-Nawierzchnia będzie praktycznie od nowa. W tej chwili czekamy na to, żeby poprawiła się pogoda. Według synoptyków opadów deszczu ma nie być przez najbliższe siedem dni, to by wskazywało na to, że w poniedziałek można będzie już na torze prace rozpocząć i zakończyć je do końca tego tygodnia. To by oznaczało, że mniej więcej 18,19 marca byłby pierwszy trening na gorzowskim torze.

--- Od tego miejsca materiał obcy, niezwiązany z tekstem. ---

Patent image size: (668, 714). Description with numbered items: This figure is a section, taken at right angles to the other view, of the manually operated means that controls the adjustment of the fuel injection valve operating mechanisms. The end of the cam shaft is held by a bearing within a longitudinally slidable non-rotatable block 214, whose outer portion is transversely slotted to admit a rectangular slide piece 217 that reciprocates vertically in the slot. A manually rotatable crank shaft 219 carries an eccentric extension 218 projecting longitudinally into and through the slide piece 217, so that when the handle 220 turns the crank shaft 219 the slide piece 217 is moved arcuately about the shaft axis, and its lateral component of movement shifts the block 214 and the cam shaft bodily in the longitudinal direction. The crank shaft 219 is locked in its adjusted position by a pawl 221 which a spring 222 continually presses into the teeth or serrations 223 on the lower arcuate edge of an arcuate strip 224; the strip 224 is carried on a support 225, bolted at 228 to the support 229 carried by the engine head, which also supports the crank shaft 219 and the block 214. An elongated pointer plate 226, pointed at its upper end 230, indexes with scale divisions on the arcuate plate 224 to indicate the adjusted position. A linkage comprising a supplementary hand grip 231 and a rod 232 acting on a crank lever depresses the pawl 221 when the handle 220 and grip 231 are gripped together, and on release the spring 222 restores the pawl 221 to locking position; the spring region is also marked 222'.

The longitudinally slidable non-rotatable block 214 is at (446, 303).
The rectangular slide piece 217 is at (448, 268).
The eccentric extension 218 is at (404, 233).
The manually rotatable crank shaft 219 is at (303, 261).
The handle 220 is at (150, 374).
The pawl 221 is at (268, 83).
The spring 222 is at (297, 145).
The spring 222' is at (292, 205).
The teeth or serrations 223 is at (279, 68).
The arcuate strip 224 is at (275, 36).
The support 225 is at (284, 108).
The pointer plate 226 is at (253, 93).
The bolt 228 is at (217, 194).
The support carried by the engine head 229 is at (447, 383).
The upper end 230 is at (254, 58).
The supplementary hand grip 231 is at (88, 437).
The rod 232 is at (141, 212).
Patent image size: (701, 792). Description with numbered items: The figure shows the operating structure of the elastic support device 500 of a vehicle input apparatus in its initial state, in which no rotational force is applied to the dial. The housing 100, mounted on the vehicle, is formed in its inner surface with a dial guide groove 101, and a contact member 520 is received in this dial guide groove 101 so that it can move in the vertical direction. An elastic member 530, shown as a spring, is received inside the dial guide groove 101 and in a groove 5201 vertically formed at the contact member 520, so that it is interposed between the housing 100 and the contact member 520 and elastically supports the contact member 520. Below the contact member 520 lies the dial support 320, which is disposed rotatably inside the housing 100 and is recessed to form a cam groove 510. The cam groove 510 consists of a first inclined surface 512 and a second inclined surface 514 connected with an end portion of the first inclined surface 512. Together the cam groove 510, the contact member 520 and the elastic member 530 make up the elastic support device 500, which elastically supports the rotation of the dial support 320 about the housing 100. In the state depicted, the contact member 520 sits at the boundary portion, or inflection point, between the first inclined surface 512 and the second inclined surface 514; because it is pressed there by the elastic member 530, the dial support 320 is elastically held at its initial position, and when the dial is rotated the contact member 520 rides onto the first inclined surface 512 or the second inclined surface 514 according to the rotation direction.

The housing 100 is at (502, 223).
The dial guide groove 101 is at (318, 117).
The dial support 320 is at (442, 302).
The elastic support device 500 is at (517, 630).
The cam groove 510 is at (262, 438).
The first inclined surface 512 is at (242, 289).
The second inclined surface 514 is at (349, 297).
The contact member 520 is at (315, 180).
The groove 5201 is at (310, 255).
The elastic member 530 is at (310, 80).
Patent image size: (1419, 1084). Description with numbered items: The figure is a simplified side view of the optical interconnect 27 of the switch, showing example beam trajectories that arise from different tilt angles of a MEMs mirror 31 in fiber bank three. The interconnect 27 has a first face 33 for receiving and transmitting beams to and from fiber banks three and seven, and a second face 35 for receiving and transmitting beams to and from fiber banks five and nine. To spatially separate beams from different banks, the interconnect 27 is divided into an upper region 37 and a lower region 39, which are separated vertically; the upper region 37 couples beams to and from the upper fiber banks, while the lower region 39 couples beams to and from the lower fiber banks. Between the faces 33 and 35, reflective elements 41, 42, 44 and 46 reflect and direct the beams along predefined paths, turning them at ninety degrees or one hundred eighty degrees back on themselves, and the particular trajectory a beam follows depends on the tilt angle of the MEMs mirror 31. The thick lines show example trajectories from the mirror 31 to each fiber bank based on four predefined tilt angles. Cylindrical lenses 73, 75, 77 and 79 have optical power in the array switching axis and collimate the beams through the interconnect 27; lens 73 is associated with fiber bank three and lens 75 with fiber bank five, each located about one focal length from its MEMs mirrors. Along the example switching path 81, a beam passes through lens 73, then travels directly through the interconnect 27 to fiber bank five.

Tor przede wszystkim musi być bezpieczny. Będzie bezpieczny, zakładam, że będzie też w miarę regulaminowy. Na pewno będzie to trochę inna struktura i konsystencja, jaka była wcześniej, ale ma to ułatwić nam przygotowanie toru do zawodów. Kładzie się tory na Grand Prix w ciągu trzech dni i one się wiążą. Jak ktoś woli, niech to nazywa, że się dobrze układają. Nie sądzę, żeby z naszym potencjałem osób, które przy torze pracują i sprzętem, jakim posiadamy, żeby był, jaki kol wiek problem, żeby ten tor przygotować przy sprzyjającej pogodzie- powiedział Ireneusz Maciej Zmora.
Poza torem modernizację przeszło także m.in. stadionowe oświetlenie. Pojawiło się 600 dodatkowych luksów. Doświetlono także miejsca dla zawodników i ich ekip w parku maszyn. Całkowity koszt tych zmian to około 600 tysięcy złotych.